Fraudsters abound with ‘bleach cures’ and dubious ‘therapies’ and families are desperate for answers. There are virtually no diagnostic paths for Fetal Alcohol Spectrum Disorder. No matter what the circumstances of their parents, it is, in my view, likely that the low priority given to mental health services for children has all-but failed a generation of self-harming, anxiety immobilised adolescents and their families, many with unidentified disabilities and difficulties such as sensory and sleep disorders,. (https://epi.org.uk/report/time_to_deliver/) It is also likely that low self-esteem is a major contributing factor for many children/young people with ‘behavioural’ difficulties. Somewhere in the mix comes trauma – the ‘emotional wound’ type and the ‘neglect’ type and the type you ‘recover from’ and the type you ‘learn to live with but never recover from’. The good news where trauma is concerned is that recovery is often possible with the right support unlike disability which is life-long.

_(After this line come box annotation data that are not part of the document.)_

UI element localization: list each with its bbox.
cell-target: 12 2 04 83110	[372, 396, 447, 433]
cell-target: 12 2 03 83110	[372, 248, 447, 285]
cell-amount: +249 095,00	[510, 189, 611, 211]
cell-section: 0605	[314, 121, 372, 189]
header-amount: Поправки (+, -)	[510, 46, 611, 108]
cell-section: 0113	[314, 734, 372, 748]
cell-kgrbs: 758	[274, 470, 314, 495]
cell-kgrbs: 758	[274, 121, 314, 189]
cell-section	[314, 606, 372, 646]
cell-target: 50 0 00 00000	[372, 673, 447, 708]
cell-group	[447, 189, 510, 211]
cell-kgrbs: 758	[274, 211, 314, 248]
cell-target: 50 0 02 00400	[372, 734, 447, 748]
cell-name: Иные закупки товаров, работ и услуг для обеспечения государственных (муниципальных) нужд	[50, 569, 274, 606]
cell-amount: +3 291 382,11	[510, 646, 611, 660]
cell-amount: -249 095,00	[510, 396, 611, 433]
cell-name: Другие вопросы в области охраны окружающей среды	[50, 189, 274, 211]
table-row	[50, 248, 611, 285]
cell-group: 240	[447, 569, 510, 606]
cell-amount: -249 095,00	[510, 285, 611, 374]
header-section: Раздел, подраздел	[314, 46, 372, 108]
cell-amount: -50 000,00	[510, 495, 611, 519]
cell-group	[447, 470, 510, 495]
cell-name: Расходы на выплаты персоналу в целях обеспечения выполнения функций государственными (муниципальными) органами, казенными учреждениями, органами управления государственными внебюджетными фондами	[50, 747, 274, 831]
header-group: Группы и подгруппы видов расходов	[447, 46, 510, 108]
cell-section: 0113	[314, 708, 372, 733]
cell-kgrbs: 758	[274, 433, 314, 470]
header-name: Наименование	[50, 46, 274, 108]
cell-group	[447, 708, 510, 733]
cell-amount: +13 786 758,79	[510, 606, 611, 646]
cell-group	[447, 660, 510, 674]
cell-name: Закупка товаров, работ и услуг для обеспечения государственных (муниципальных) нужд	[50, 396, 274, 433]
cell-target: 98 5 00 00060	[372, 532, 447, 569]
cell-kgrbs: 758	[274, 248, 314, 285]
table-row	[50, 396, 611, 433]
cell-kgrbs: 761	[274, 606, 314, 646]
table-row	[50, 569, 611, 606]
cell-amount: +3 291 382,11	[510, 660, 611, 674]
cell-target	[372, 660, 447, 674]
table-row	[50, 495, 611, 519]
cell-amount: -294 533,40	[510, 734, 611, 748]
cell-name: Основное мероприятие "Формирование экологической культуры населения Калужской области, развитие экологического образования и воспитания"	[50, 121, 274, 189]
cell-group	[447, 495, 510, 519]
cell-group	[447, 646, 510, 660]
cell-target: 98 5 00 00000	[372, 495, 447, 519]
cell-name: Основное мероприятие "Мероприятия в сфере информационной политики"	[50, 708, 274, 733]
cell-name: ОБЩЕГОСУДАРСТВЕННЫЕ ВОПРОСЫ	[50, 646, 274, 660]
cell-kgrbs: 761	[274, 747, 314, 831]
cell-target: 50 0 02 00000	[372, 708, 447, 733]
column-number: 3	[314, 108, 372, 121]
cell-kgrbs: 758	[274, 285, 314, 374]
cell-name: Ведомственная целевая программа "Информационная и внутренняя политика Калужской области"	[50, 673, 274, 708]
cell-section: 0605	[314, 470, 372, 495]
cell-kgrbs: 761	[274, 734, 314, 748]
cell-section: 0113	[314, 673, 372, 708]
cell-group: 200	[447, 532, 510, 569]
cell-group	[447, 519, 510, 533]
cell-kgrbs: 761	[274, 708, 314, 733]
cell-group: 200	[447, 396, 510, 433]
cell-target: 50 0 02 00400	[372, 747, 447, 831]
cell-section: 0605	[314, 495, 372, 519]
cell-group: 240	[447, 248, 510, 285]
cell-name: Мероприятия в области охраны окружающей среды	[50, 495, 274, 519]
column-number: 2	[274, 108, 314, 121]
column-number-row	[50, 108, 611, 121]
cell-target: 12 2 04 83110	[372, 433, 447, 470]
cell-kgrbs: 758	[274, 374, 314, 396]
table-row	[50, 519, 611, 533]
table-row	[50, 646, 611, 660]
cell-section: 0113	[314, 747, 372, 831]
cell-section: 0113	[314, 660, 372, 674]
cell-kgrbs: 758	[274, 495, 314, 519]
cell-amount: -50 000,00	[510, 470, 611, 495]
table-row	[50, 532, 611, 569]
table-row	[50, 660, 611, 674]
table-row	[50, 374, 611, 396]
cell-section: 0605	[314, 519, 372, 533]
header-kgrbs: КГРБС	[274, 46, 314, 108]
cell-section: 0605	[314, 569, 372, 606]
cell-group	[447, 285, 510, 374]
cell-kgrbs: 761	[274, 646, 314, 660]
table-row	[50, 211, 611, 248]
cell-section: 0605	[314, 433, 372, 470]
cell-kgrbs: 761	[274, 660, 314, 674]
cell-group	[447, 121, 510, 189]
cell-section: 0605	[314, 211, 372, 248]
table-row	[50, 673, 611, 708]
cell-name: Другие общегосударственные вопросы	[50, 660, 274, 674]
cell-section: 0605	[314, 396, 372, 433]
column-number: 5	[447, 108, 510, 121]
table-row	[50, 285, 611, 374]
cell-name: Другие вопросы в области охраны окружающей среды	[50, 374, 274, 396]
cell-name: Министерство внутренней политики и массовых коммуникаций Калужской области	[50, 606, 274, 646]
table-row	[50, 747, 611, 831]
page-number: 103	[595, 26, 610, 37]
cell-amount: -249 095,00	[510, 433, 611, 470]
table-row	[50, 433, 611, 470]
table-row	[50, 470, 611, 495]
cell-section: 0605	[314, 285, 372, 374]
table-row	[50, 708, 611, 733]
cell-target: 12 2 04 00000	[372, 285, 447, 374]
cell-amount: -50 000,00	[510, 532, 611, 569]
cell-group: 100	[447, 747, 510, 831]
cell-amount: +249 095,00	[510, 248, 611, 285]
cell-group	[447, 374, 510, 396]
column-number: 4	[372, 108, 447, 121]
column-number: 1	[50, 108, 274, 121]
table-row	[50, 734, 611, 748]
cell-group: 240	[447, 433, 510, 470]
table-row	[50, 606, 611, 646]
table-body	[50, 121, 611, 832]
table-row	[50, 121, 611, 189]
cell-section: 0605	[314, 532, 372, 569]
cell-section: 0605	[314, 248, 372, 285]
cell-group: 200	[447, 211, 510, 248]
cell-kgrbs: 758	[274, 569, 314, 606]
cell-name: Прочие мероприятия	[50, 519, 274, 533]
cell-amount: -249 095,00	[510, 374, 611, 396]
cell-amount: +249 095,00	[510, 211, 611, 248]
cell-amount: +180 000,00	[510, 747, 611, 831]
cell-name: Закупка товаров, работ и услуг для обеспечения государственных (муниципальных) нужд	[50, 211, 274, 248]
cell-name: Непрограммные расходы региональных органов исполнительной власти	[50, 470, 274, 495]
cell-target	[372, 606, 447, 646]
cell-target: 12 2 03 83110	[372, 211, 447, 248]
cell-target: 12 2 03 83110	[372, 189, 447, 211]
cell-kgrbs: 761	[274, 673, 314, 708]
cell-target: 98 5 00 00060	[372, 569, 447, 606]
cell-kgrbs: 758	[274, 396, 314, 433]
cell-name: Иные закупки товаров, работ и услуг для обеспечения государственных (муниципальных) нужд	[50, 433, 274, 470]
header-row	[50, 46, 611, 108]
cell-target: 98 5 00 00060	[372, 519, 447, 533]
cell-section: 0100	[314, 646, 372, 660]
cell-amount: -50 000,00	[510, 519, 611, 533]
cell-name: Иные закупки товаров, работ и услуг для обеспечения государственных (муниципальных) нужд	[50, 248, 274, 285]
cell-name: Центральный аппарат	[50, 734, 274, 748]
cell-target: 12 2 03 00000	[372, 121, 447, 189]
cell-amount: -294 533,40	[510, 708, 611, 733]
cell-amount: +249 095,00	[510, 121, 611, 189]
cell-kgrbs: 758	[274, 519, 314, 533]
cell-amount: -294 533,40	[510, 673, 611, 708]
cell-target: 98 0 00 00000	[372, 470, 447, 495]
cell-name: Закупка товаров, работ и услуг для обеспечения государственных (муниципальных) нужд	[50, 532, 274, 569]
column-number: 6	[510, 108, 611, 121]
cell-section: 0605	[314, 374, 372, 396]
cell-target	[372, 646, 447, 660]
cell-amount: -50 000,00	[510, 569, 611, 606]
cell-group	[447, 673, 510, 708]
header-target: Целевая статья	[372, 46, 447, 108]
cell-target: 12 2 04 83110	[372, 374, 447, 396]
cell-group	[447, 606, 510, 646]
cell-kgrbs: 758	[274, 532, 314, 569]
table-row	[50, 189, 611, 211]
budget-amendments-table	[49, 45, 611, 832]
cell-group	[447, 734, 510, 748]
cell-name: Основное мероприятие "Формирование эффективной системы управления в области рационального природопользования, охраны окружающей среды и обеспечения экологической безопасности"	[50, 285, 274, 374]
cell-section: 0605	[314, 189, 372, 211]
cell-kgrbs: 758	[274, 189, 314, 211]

Imagine what is like for a parent really struggling to get help for their child to be told the child’s difficulties are ‘on your head’, caused by ‘trauma’ and by a social worker to boot and yet many social workers believe this is their call.

What is the Social Workers role?

It may or may not be true that there is widespread mis-diagnosis of ADHD, ASD, Attachment and anxiety and similar disorders but it takes another clinician to make this call for an individual child and to generalise you need evidence of widespread mis-diagnosis via randomised clinical studies or equivalent.

I believe when trying to help a young person with profound emotional, behavioural difficulties social workers should be alert, question, look for guidance from clinical colleagues, raise concerns where you have them, provide personalised support to the best of your ability, fight for their clients rights for good support including good clinical support but you should always stick to your area of competency. The ability to make clinical diagnoses as a result of trauma just does not fall within it.